206,348,800+ faces

This week, I created a face generator that generates a variety of colors and/or shapes for skin, hair, eyes, nose, and mouth every time the mouse is clicked. Each category offers:

  • Skin: 49 colors
  • Hair: 47 colors and 5 shapes
  • Eyes: 56 colors and random sizes between 20 and 40px
  • Nose: 4 shapes
  • Mouth: 4 shapes

I don’t actually remember if that’s how the math works, but multiplying all those numbers got me to 206,348,800. In reality, since the random eye size is any decimal from 20 to 40, I think the number is essentially infinite.

my process

My first step was to define the colors I wanted to use. I did not want to just randomly generate RGB values — I wanted these faces to look realistic, so I looked up some skin/hair/eye color palettes online. You’ll see some funky hair colors because hair can be dyed, but no face will have green skin or red eyes (some of the skin tones do run a little too red, but I liked the way that looked — maybe chalk it up to a sunburn.) Somewhat painstakingly, I typed a list of the hexcodes I was happy with, and put them into arrays. I stored those in a separate file (colors.js) to keep the sketch would a little neater.

I then built classes for the face, eyes, and hair. To test how it all worked, I initially did only one type of hair (the big afro, since it was the easiest shape). I built everything into the constructor, which I later found from Scott was not the best way to approach this. It worked fine in just generating new colors, but I got fully stumped when figuring out how to generate new shapes for hair, nose, and mouth. I tried a lot of silly things like creating arrays with beginShape vertexes all inside quotation marks, or creating a class for each hair style and then trying to randomly generate those, but didn’t get anywhere until I got a chance to ask Scott for help during office hours. He showed me how to use if statements and assign numbers to each shape, in order to then randomly call one of those numbers when generating a new face.
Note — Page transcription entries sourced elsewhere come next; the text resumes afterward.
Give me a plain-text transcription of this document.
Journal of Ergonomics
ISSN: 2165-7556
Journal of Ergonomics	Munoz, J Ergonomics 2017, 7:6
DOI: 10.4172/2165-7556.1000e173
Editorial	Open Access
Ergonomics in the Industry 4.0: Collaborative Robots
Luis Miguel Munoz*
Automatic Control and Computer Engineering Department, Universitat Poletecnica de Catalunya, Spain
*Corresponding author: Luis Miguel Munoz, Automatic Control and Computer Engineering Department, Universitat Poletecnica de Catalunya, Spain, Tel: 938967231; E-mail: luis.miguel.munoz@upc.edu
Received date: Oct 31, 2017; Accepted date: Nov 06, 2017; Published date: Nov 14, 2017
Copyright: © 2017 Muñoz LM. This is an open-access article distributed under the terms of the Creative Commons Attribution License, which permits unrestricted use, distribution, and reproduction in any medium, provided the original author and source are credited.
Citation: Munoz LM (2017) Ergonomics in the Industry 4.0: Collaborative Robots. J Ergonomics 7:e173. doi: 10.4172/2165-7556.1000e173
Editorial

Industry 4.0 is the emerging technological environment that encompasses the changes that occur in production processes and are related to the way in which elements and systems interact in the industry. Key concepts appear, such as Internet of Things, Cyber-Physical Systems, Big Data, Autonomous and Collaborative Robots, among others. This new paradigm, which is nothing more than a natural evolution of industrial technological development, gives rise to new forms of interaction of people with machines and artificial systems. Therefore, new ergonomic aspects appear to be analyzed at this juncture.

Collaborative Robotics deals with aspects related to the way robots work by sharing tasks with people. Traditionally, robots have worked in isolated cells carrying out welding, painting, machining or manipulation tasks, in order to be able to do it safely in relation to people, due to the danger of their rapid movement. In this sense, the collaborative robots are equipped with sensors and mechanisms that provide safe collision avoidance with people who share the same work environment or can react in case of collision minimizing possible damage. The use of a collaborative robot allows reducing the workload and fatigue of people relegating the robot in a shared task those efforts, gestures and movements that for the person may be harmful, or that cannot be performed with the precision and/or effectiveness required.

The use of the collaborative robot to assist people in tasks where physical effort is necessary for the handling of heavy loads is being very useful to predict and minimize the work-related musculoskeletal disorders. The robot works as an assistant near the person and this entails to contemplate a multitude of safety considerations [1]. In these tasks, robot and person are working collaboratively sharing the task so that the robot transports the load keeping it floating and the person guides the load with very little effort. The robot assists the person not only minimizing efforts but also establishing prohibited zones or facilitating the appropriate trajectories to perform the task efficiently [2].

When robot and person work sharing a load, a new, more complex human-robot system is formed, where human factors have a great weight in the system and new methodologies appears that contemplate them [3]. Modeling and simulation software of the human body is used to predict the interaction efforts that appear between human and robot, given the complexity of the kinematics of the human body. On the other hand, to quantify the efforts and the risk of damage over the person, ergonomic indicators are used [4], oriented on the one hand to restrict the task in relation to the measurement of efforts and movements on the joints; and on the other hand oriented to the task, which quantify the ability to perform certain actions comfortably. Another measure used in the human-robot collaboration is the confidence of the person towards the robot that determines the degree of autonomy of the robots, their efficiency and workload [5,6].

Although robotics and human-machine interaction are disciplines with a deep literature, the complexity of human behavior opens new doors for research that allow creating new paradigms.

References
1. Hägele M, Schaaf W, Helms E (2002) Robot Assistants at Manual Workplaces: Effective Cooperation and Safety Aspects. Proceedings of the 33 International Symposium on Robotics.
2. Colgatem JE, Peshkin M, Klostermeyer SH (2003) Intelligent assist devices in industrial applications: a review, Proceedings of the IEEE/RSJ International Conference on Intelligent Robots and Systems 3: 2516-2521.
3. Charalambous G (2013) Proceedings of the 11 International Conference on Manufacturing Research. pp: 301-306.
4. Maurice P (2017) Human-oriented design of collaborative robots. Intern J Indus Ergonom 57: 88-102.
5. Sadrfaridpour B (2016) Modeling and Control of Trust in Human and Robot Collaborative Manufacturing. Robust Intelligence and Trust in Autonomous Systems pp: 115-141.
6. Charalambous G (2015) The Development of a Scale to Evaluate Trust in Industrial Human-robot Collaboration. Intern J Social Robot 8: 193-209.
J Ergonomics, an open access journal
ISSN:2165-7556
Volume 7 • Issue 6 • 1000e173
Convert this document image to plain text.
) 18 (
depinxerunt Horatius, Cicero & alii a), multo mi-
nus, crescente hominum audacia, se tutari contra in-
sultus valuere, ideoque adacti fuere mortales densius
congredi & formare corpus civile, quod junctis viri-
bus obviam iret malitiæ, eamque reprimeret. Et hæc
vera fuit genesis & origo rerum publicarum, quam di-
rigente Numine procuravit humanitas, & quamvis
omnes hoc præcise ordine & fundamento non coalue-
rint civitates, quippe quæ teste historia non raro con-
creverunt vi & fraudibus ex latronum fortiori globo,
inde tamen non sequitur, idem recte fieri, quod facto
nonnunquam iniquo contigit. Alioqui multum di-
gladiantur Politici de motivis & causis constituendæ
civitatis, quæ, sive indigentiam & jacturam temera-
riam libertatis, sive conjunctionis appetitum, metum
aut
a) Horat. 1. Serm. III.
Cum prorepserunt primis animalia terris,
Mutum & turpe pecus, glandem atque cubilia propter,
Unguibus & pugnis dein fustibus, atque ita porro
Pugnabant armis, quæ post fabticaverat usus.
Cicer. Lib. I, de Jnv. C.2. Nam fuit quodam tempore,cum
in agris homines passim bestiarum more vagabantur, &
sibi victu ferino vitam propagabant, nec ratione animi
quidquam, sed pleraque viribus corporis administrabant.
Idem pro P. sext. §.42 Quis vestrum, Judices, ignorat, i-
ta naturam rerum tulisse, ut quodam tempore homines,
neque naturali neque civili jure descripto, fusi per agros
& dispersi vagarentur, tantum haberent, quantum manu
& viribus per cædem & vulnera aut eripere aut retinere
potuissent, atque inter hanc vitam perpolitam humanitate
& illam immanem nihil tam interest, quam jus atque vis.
Once those if statements were working, I just finetuned the shapes and standardized the variable names to tidy up the file. I added the randomized eye size to give yet another layer of variety and really liked how that turned out. My last step was going back and expanding on my pseudocode — I was writing it as I went along, but wanted to make sure it was as descriptive and clear as it could be. If I had more time, I’d make a few more hair styles and nose shapes, but overall, I’m super happy with the results.